Summer Wheat: Gamekeepers
Andrew Edlin Gallery, New York 2 May-10 June
In this show—split between the gallery and Edlin’s booth at Frieze New York (4-7 May)—the artist Summer Wheat takes inspiration from the role of the gamekeeper since Medieval times. She adds a feminist twist with paintings of women hunting, while nodding to the goddesses and symbols of ancient Greece. Wheat has developed a technique in which she forces acrylic through wire mesh, creating a tapestry-like surface. The exhibition also includes tulipière vase sculptures produced with a Sicilian ceramicist.

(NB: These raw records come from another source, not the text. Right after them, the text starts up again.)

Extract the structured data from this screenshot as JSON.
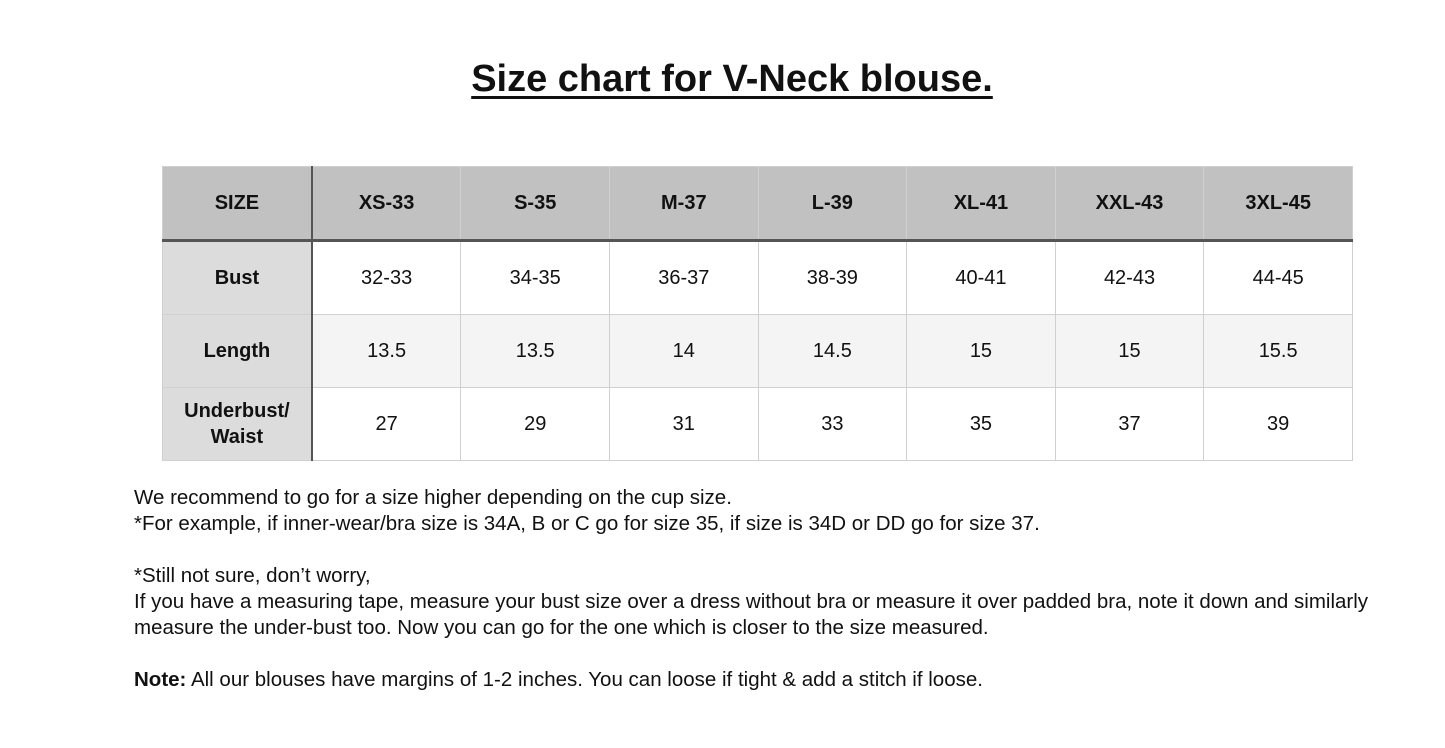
{
  "title": "Size chart for V-Neck blouse.",
  "table": {
    "header": [
      "SIZE",
      "XS-33",
      "S-35",
      "M-37",
      "L-39",
      "XL-41",
      "XXL-43",
      "3XL-45"
    ],
    "rows": [
      {
        "label": "Bust",
        "values": [
          "32-33",
          "34-35",
          "36-37",
          "38-39",
          "40-41",
          "42-43",
          "44-45"
        ]
      },
      {
        "label": "Length",
        "values": [
          "13.5",
          "13.5",
          "14",
          "14.5",
          "15",
          "15",
          "15.5"
        ]
      },
      {
        "label": "Underbust/ Waist",
        "values": [
          "27",
          "29",
          "31",
          "33",
          "35",
          "37",
          "39"
        ]
      }
    ]
  },
  "notes": {
    "line1": "We recommend to go for a size higher depending on the cup size.",
    "line2": "*For example, if inner-wear/bra size is 34A, B or C go for size 35, if size is 34D or DD go for size 37.",
    "line3": "*Still not sure, don’t worry,",
    "line4": "If you have a measuring tape, measure your bust size over a dress without bra or measure it over padded bra, note it down and similarly measure the under-bust too. Now you can go for the one which is closer to the size measured.",
    "note_label": "Note:",
    "note_text": " All our blouses have margins of 1-2 inches. You can loose if tight & add a stitch if loose."
  }
}
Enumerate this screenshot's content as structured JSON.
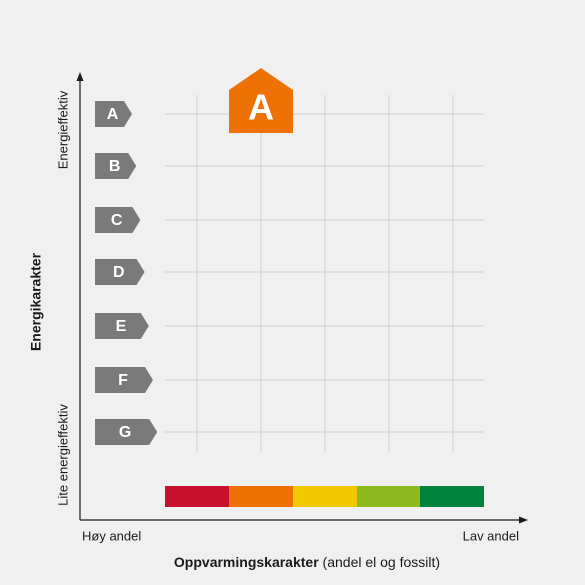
{
  "y_axis": {
    "title": "Energikarakter",
    "top_label": "Energieffektiv",
    "bottom_label": "Lite energieffektiv"
  },
  "x_axis": {
    "title_bold": "Oppvarmingskarakter",
    "title_rest": "(andel el og fossilt)",
    "left_label": "Høy andel",
    "right_label": "Lav andel"
  },
  "grades": [
    "A",
    "B",
    "C",
    "D",
    "E",
    "F",
    "G"
  ],
  "selected": "A"
}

Prices range from $25,000 to $40,000.
Aimée Parrott
Pippy Houldsworth Gallery, London 4 May-2 June
In this solo exhibition, the young British artist’s inquisitive exploration of the techniques, materials and process of painting is brought to the fore. Aimée Parrott received a post graduate diploma from the Royal Academy Schools in 2014, and her mixed-media paintings seesaw between abstraction and figuration. She uses ink washes and strips of fabric such as felt and velvet as a way of exploring the canvas as a membrane—the division between the real world and that of the picture. Prices range from £5,000 to £10,000.
The Chicago Show
56 Downing Street, Brooklyn 12-19 May
This cross-generational exhibition, organised by Madeleine Mermall, pairs work by the Chicago Imagists from the 1960s, such as Jim Nutt and Ed Paschke, with emerging practitioners who share some of the movement’s funk tendencies and cartoonish aesthetics, such as Darius Airo and Jenn Smith. Someone like the 23-year-old Airo has so enthusiastically embraced the Imagists’ legacy, you almost wonder what exactly it is he adds, until you notice the work veer towards total abstraction. Taking a cue from the Roger Brown Study Collection, an Imagist house museum and archive in Chicago, the week-long exhibition will ramble across a private brownstone residence in a suitably hectic manner. Prices start at $600 and go up to $68,000.